Neurogenesis in Adult Mammalian Brains: Problems and Progress

The recent general acceptance that new neurons are generated in adult mammalian nervous systems, contrary to long-established dogma, has generated much speculation about possible functions of such neurons and aroused hopes for therapeutic applications, but controversy still surrounds these findings. The Journal of Neuroscience presents a series of mini-reviews by experts in this field in the number for February 1, 2002. Most of the reviews are about five pages long, with extensive references. A reader interested in this topic but who has not been following it in detail will find here much information and leads for further study.

Gage (2002), in the introductory mini-review, provides a brief overview of the field and raises some of the main questions that other reviewers discuss in more detail.

How can one identify new neurons in the adult nervous system and distinguish them from glial cells? The difficulties, problems and progress in this field are reviewed both by Rakic (2002), who has been critical of studies in this area, and by Gould and Gross (2002), who have published strong claims of adult neurogenesis. Rakic, for example, points out that much evidence for adult neurogenesis involves use of the agent bromodeoxyuridine (BrdU), a thymidine analog which labels dividing cells. But BrdU does not prove cell division but only synthesis of DNA which may occur for other reasons, such as cell repair. Rakic also notes that BrdU is mutagenic. Gould and Gross (2002) cite evidence that BrdU gets into the brain less efficiently in adults than in fetuses, possibly because the blood-brain barrier is further developed, and that low doses of BrdU probably lead to underestimations of neurogenesis. Also, the toxicity or lack of specificity of labeling found in developing rats do not apply to adult rats.

Alvarez-Buylla and Garcia-Verdugo (2002) study adult neurogenesis in the subventricular zone (called ventricular zone in the text; see Figure 7.4) and migration of new cells into the olfactory bulb. They suggest that this may provide a model system for study of the origin and migration of neurons. For example, they identify ventricular zone astrocytes as neural stem cells.

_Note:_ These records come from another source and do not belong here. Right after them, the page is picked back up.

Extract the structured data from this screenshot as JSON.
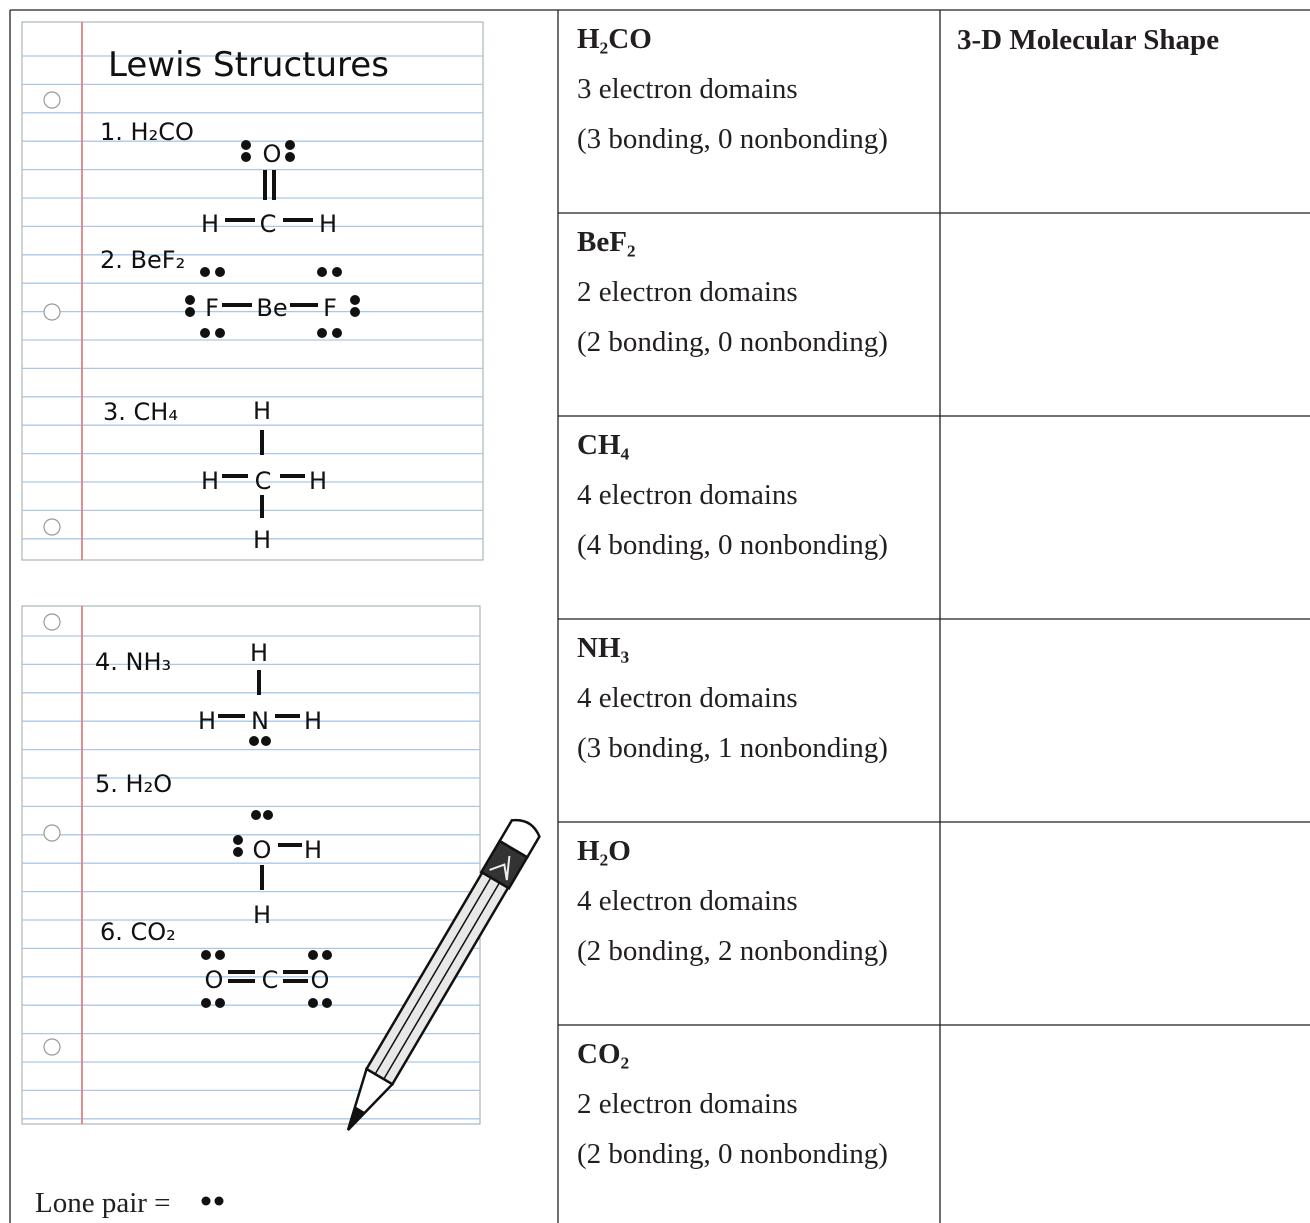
{
  "notebook": {
    "title": "Lewis Structures",
    "structures": [
      {
        "label": "1. H₂CO",
        "atoms": [
          "O",
          "H",
          "C",
          "H"
        ]
      },
      {
        "label": "2. BeF₂",
        "atoms": [
          "F",
          "Be",
          "F"
        ]
      },
      {
        "label": "3. CH₄",
        "atoms": [
          "H",
          "H",
          "C",
          "H",
          "H"
        ]
      },
      {
        "label": "4. NH₃",
        "atoms": [
          "H",
          "H",
          "N",
          "H"
        ]
      },
      {
        "label": "5. H₂O",
        "atoms": [
          "O",
          "H",
          "H"
        ]
      },
      {
        "label": "6. CO₂",
        "atoms": [
          "O",
          "C",
          "O"
        ]
      }
    ]
  },
  "legend": {
    "label": "Lone pair ="
  },
  "table": {
    "header": "3-D Molecular Shape",
    "rows": [
      {
        "formula": "H₂CO",
        "domains": "3 electron domains",
        "detail": "(3 bonding, 0 nonbonding)"
      },
      {
        "formula": "BeF₂",
        "domains": "2 electron domains",
        "detail": "(2 bonding, 0 nonbonding)"
      },
      {
        "formula": "CH₄",
        "domains": "4 electron domains",
        "detail": "(4 bonding, 0 nonbonding)"
      },
      {
        "formula": "NH₃",
        "domains": "4 electron domains",
        "detail": "(3 bonding, 1 nonbonding)"
      },
      {
        "formula": "H₂O",
        "domains": "4 electron domains",
        "detail": "(2 bonding, 2 nonbonding)"
      },
      {
        "formula": "CO₂",
        "domains": "2 electron domains",
        "detail": "(2 bonding, 0 nonbonding)"
      }
    ]
  }
}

Kempermann (2002) asks what might be the functions for new neurons in the hippocampus. Because activity and experience favor neurogenesis in the adult hippocampus but it requires a few days for the new neurons to become functionally integrated into the hippocampus, it seems obvious that the new connections cannot benefit the events, such as environment stimulation or physical exercise, that triggered neurogenesis. Rather, Kempermann proposes that if the hippocampus acts as the gateway to memory, neurogenesis provides "new gatekeepers."

Kintner (2002) compares neurogenesis in the embryo and the adult. He asks how some transcription factors known as proneural proteins function in both cases. Investigating the comparisons may suggest strategies that could increase the neurogenic potential of neural stem cells for determination and differentiation.

Unlike the other authors, Nottebohm (2002) specializes in research on songbirds, in which neurogenesis is relatively common in the adult brain. Even in songbirds, however, with about 12 interconnected brain nuclei in the song system and 24 neural types, only three kinds of neurons continue to be produced in adulthood. Nottebohm proposes that the replacement of older neurons, whose function may be fixed and no longer plastic, may offer a mechanism for constant rejuvenation and new learning in the nervous system. He also advocates the study of adult neurogenesis and neural replacement in a diversity of free-ranging animals leading normal lives to find how nature uses these phenomena.

References:

Alvarez-Buylla, A. and García-Verdugo, J.M. (2002). Neurogenesis in Adult Subventricular Zone. Journal of Neuroscience, 22: 629-634.

Gage, F. (2002). Neurogenesis in the Adult Brain. Journal of Neuroscience, 22: 612-613.

Gould, E. and. Gross , C.G. (2002). Neurogenesis in Adult Mammals: Some Progress and Problems. J. Neurosci. 22: 619-623.

Kempermann , G. (2002). Why New Neurons? Possible Functions for Adult Hippocampal Neurogenesis. J. Neurosci. 22: 635-638.

Kintner , C. (2002). Neurogenesis in Embryos and in Adult Neural Stem Cells. J. Neurosci. 22: 639-643.

Nottebohm , F. (2002). Why Are Some Neurons Replaced in Adult Brain? J. Neurosci. 22: 624-628.

Rakic , P. (2002). Adult Neurogenesis in Mammals: An Identity Crisis. J. Neurosci. 22: 614-618.